Amplification–mutagenesis model for reversion during growth under selection and associated hypermutability. (Left) The basic amplification model without general mutagenesis. (Right) Induction of SOS mutagenesis is a side effect of growth with an unstable amplification.

Figure 2

Frequency of unstable Lac⁺ cells in revertant colonies. For each histogram, about 20 revertant colonies were classified based on the percentage of Lac⁺ cells (3,000 from each colony) with an unstable phenotype. (A) Early colonies formed by full revertants that arose before selection. (B and D) A set of microscopic new colonies were identified on day 4; half were picked and scored immediately (B) and the other half remained under selection for 2 more days before scoring (D). (C and E) A set of new colonies identified on day 6 (not visible on day 5).

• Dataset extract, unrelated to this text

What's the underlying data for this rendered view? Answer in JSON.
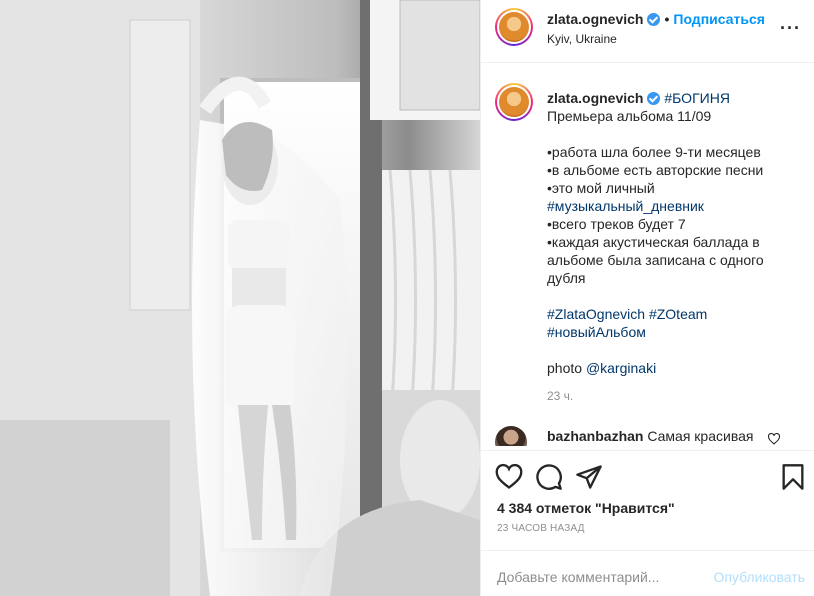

The colonies in C were tiny at the moment of identification and scoring; those in E were large. The tester strain used was FC40 = TR7178 [ara thiA Rif^R Del13(lac proB)/F′₁₂₈ lacI33(fs) lacIZfusion(Ω) pro⁺] and the scavenger strain was FC29 = TR7177 [ara thiA Rif^S Del13(lac proB)/F′₁₂₈ Del(lacI, lacZ) pro⁺].

Figure 3

Variable maturation of microclones during reversion under nonlethal selection. For the reconstruction, 400 Lac⁺ revertants of FC40 were plated with scavengers on selective medium. Each of the other lines describes new revertant colonies (>100) that arose on 20 plates on each of a series of days (absent the previous day); each set was scored for color over several days.

Figure 4

Reversion is reduced by inhibiting growth of cells with a lac amplification. (A) Tester strains were FC40 (no Tn10), TT23242 (Tn10 in the chromosome), TT22951 (Tn10 in the plasmid mhpC gene 4.6 kb from lac). Strain TT23241 served as scavenger. “+Tc” and “−Tc” indicate presence or absence of Tc (10 μg/ml) in selection plates. (B) Tester strains were FC40 (no Tn10), TT23242 (Tn10 in chromosome), TT22951 (Tn10 4.6 kb from lac). Strains TT23243, TT23244, and TT23245 carried Tn10 >30 kb, >30 kb, and 20 kb from lac, respectively. Without chlortetracycline (CTc), all strains showed reversion like FC40.